SUMMARY AND CONCLUSIONS

This work augmented the design of a flood-pedestrian simulator pertaining to increasing the level of sophistication of the behavioural rules governing the mobility of individual pedestrians in floodwater. The simulator couples validated hydrodynamic and pedestrian agent-based models (ABMs), to output spatial and temporal statistics on the risk states of pedestrians in floodwater in relation to a commonly used flood HR metric, and their states of walking speed when stable in floodwater or otherwise their unstable states due to toppling and/or sliding. Relative to the previous version of the simulator (Shirvani et al. 2020), pedestrians with various body height and weight are considered, as well as experimentally-valid behavioural rules to implement, across the ABMs, walking speed states or unstable states in floodwater. The augmented simulator was applied to reproduce a ‘during flooding’ evacuation scenario of a synthetic test case of a flooded shopping centre populated by 1,000 pedestrians during a worst-case scenario flooding. The simulator runs were applied diagnostically under three configuration modes, while increasing the level of sophistication of the behaviour rules, to systematically analyse the relative changes in the outcomes across the modes. The analysis suggests much longer evacuation times as the behavioural rules became more sophisticated, and a larger number of pedestrians with both higher flood risk and lower risk states due to the wider spread of pedestrians. Further analysis of the simulator outcomes allows the identification of HR-related thresholds and a formula, which can be used to directly estimate the states of unstable pedestrians or otherwise their walking speed states. The HR safety thresholds, identified through simulations, are found to be slightly more conservative than those recommended in UK guidance documents (e.g. Environment Agency 2006), reinforcing alternative findings in the published literature (e.g. Chanson & Brown 2018). Work is presently ongoing to explore the potential of the flood-pedestrian simulator to study and plan evacuation scenarios for a real site involving populated urban spaces.

ACKNOWLEDGEMENTS AND SOFTWARE ACCESSIBILITY

This work was supported by the UK Engineering and Physical Sciences Research Council (EPSRC) grant EP/R007349/1. We thank Mozhgan Kabiri Chimeh and Peter Heywood from the Research Software Engineering (https://rse.shef.ac.uk/) group for providing technical support during the implementation of the flood-pedestrian simulator on FLAMEGPU. We also thank Charge Rougé, Simon Tait and the two anonymous reviewers for their careful reading and their very many insightful comments and suggestions, which greatly helped the authors to improve the quality of this paper.
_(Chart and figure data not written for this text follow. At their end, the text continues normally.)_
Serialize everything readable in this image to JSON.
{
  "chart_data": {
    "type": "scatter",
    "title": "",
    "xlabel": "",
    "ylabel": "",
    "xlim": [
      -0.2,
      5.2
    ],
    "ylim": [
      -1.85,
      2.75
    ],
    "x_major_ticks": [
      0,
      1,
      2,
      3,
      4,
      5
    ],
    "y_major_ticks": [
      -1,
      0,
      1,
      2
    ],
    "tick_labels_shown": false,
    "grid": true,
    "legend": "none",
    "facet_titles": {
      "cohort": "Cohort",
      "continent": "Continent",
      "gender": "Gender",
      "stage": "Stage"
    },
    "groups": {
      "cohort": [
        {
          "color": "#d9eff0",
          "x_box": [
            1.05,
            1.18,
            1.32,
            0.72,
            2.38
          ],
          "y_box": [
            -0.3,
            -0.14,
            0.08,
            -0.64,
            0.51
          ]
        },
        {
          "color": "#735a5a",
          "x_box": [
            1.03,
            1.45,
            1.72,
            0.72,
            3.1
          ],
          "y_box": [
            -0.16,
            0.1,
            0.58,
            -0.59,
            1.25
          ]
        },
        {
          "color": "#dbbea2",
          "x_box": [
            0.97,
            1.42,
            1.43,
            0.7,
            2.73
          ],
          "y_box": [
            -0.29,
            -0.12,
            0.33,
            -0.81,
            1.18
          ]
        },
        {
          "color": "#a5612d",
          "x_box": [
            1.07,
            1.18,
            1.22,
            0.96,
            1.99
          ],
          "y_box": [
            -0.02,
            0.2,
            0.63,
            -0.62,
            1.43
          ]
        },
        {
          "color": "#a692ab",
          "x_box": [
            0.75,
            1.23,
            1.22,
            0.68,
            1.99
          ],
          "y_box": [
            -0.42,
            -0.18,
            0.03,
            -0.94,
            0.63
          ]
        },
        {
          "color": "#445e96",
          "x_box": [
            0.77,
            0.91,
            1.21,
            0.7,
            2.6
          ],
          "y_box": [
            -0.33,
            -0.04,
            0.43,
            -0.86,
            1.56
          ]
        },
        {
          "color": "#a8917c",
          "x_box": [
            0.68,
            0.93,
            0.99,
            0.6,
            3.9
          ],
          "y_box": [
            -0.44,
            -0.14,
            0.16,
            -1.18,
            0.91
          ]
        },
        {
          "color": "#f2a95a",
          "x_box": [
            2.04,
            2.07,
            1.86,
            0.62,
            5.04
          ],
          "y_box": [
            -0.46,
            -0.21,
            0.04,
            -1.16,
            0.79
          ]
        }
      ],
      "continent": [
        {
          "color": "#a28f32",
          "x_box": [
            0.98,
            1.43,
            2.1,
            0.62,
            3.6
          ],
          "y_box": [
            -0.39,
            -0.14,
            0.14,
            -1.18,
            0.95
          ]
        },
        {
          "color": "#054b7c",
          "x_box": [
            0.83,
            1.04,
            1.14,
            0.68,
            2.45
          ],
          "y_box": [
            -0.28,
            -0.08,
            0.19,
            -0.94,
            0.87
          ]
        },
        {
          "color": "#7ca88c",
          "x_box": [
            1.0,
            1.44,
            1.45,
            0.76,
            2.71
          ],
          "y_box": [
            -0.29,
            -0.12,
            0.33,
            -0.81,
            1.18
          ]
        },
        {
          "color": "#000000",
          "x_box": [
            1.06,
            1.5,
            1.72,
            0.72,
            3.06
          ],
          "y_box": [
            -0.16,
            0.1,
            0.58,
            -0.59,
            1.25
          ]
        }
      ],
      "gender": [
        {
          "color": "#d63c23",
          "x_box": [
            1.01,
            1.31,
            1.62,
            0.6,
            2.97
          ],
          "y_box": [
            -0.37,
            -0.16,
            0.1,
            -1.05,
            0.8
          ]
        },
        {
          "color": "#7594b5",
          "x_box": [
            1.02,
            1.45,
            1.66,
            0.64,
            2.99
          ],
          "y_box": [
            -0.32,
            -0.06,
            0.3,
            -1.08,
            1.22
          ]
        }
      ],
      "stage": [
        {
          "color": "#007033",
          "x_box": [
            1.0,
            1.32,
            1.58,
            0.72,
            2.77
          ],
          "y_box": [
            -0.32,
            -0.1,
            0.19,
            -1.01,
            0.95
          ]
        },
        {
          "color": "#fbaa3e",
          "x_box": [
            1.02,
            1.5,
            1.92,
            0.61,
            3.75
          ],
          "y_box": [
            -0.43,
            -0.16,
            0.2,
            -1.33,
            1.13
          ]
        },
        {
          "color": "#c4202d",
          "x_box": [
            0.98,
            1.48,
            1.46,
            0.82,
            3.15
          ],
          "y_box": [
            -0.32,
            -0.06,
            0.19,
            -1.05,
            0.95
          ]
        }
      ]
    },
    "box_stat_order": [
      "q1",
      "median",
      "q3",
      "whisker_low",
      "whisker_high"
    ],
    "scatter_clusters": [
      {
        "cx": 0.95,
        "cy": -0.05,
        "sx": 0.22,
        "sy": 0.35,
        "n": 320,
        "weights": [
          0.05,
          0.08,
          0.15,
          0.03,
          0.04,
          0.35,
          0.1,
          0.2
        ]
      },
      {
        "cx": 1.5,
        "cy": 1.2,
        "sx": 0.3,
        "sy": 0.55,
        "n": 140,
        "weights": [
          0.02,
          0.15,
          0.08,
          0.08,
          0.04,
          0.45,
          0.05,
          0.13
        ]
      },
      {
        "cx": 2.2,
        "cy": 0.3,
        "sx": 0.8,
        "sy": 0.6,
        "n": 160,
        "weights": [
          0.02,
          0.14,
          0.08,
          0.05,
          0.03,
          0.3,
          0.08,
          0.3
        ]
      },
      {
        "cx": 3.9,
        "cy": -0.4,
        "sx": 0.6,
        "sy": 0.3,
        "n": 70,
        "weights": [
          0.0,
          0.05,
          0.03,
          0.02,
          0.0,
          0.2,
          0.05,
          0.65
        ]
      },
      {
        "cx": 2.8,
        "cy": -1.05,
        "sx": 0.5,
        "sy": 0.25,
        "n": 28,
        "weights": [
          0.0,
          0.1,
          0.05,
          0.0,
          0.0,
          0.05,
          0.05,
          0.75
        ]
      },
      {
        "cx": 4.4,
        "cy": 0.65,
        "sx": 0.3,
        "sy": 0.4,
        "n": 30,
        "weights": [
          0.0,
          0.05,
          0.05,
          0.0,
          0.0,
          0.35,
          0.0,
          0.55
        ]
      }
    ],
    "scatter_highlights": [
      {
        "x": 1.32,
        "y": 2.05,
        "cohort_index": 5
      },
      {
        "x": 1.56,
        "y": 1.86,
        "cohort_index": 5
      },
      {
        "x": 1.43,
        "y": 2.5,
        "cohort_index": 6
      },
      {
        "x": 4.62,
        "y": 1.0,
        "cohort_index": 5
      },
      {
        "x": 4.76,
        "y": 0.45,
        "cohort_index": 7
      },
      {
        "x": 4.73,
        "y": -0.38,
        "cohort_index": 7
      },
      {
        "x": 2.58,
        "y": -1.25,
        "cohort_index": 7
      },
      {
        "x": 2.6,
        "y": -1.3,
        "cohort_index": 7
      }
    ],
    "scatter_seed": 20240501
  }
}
The flood-pedestrian simulator software is available on DAFNI (www.dafni.ac.uk), where it can be run from a graphical interface, supported by a detailed ‘run guide’ document. To access the server on DAFNI before March 2021, an interested user needs to request a personal account by contacting info@dafni.ac.uk, or more specifically tom.gowland@stfc.ac.uk, regarding the flood-pedestrian simulator. Further updates on ongoing developments related to the flood-pedestrian simulator can be found on www.seamlesswave.com/Flood_Human_ABM.

DATA AVAILABILITY STATEMENT

Data cannot be made publicly available; readers should contact the corresponding author for details.